Supreme Court’s Recent NFL Ruling a Good Reminder for Trade Associations

The Supreme Court recently  ruled that the National Football  League’s apparel contract with  Reebok is subject to the Sherman  Antitrust Act. Believe it or not, this ruling may affect your business.

The Plaintiff, an apparel company, sued the NFL alleging that the league’s apparel contract with Reebok violates the Sherman Antitrust  Act. The Act provides that “[e]very  contract… in restraint of trade or commerce… is declared to be illegal.” The antitrust laws are in place  to encourage competition and protect  against the creation of monopolies that harm the consumer.

The Court determined that the  NFL’s teams should be considered  separate entities for antitrust purposes,  such that the apparel company can proceed with its lawsuit. Since each NFL franchise is competing  against the others, not only on the field but in terms of apparel sales, the NFL’s apparel contract with Reebok is subject to the Sherman Antitrust  Act. Note that the Court was only ruling on whether the case  should be allowed to go forward, not  whether the contract actually violates  the Act.

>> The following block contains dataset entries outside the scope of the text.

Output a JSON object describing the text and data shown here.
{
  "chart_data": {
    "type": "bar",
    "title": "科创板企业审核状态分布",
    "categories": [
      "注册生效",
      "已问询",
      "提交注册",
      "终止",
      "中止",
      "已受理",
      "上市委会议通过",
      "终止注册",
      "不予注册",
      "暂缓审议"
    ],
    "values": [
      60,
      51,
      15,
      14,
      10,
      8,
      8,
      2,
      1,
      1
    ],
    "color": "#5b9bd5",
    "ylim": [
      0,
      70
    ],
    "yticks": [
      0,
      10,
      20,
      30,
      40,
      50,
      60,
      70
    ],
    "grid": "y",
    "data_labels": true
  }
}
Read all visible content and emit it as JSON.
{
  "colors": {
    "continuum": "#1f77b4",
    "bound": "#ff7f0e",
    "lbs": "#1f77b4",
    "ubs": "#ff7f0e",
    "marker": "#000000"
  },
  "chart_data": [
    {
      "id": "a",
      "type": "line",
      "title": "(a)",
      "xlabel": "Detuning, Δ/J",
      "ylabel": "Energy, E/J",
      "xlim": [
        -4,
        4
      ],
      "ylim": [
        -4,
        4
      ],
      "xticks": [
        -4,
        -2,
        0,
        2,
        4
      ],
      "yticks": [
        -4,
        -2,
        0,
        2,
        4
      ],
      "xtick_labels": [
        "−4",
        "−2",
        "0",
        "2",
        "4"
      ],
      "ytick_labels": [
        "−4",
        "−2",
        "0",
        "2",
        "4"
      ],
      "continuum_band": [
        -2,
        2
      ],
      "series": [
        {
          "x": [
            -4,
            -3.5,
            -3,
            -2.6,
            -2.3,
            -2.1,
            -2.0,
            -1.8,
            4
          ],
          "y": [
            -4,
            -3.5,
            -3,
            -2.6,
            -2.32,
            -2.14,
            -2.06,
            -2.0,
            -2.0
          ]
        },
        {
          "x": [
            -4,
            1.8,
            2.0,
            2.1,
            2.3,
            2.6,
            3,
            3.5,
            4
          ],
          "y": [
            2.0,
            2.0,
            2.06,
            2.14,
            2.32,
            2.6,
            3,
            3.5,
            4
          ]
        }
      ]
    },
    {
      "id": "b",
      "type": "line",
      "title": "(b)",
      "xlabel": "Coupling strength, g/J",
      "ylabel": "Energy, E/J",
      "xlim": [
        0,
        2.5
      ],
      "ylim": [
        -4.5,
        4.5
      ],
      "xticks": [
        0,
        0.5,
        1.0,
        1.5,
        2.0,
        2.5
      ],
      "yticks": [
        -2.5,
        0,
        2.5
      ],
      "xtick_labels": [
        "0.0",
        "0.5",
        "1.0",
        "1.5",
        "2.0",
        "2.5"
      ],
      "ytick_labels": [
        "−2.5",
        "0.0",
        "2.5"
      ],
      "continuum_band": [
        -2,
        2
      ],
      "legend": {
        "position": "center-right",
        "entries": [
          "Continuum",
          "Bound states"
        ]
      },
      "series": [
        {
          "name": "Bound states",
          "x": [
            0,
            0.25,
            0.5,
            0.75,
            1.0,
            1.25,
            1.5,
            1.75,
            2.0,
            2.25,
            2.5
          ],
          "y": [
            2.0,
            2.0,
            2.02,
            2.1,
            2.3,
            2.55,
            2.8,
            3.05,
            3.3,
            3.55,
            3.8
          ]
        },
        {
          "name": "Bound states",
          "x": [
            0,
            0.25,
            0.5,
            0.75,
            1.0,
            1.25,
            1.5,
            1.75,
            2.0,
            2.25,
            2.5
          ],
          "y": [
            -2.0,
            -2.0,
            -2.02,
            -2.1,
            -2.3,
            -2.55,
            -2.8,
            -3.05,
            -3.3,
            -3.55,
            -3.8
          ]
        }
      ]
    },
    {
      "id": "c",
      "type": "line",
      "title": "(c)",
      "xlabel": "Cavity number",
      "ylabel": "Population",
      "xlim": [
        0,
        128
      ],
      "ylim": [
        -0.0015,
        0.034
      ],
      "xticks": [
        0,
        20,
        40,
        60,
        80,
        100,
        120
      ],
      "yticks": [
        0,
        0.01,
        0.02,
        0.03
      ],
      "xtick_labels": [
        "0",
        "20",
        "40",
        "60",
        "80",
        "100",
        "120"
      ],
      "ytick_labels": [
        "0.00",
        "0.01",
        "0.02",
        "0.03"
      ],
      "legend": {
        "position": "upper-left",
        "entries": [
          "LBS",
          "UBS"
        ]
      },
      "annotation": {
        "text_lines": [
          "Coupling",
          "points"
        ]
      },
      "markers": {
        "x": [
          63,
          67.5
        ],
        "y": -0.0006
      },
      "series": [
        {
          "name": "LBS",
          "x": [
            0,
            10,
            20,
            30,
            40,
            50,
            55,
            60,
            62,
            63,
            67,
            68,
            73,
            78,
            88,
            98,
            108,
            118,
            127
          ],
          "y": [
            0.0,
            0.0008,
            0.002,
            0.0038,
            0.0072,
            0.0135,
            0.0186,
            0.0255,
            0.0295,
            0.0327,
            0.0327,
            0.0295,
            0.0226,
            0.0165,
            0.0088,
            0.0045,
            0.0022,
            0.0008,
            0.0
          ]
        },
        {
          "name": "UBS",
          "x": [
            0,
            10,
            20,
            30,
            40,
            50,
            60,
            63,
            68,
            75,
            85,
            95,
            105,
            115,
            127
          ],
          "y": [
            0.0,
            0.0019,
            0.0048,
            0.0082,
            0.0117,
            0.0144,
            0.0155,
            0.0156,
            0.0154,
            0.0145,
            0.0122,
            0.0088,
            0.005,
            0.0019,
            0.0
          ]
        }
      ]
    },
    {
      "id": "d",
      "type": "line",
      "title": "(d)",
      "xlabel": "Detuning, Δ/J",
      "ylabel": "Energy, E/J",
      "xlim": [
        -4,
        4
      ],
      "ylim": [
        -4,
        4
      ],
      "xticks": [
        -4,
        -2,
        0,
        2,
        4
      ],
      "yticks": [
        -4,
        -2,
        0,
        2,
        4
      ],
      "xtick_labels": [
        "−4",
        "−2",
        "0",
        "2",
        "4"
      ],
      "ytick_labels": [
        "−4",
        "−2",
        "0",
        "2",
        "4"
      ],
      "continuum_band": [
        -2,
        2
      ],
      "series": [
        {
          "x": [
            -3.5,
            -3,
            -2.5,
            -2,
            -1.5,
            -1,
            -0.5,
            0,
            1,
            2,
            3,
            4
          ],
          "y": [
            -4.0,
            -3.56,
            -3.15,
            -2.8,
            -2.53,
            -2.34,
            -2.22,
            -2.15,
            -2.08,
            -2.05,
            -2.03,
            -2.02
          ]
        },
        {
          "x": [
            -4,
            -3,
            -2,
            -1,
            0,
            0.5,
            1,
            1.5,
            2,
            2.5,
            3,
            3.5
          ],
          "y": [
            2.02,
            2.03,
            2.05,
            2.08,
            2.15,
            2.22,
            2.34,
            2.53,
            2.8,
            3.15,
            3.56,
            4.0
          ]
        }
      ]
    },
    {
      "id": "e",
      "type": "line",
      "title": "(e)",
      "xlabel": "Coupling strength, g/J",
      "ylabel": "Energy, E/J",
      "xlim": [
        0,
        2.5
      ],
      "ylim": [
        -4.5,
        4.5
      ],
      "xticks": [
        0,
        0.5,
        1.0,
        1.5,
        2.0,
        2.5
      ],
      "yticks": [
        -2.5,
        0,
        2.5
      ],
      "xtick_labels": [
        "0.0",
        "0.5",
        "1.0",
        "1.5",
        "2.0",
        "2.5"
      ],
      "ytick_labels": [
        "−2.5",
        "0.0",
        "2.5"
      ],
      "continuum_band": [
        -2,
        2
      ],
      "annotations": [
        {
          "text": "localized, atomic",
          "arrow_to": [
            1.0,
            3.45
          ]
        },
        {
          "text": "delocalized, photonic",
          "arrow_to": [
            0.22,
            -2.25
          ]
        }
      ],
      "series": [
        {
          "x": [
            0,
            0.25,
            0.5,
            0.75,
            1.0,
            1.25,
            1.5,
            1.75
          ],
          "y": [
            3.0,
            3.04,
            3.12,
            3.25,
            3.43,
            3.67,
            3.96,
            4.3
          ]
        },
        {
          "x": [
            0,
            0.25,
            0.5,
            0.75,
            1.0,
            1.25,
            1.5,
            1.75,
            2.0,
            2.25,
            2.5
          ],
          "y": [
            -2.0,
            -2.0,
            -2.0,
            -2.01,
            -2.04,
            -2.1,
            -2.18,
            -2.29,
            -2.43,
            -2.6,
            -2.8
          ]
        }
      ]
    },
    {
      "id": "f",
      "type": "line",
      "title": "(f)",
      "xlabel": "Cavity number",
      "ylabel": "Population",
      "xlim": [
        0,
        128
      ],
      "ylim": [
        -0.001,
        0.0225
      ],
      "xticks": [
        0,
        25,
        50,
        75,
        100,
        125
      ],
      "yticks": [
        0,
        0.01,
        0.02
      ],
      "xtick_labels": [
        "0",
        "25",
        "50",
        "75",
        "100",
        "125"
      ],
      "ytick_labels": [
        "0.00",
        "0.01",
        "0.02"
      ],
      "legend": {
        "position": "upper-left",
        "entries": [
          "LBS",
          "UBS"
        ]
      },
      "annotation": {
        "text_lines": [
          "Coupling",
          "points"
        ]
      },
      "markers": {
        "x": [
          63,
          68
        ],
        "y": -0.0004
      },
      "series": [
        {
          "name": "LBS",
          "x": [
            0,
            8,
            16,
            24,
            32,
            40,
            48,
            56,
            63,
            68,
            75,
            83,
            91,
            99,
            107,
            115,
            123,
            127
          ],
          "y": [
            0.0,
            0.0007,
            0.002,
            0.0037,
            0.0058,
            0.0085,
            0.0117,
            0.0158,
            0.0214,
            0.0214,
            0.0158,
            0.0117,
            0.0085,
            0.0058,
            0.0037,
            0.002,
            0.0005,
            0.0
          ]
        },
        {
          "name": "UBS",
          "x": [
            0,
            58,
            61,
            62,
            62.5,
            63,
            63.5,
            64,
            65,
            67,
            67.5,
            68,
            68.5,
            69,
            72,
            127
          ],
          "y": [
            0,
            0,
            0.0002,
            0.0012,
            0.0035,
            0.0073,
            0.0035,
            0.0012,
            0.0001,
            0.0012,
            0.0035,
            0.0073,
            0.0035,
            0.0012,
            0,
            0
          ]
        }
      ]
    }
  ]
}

Many of our clients are members of trade associations or other organizations consisting of separate businesses coming together to work towards a common goal. Like the NFL’s apparel contract, contracts entered into by these organizations  can be subject to antitrust laws.

(For example, consider a situation in which a group of suppliers agrees that it will not sell materials to a particular business or group of businesses).  Although the group may be acting in the best interest of their businesses, such an agreement may violate state or federal antitrust laws, and the group could be subject to substantial fines and other penalties.

As a member of a trade association, it is important to understand that these laws exist. If you are concerned  about any of the contracts  entered into by your organization or any contracts currently being considered, it may be a good idea to have  them reviewed by your attorney.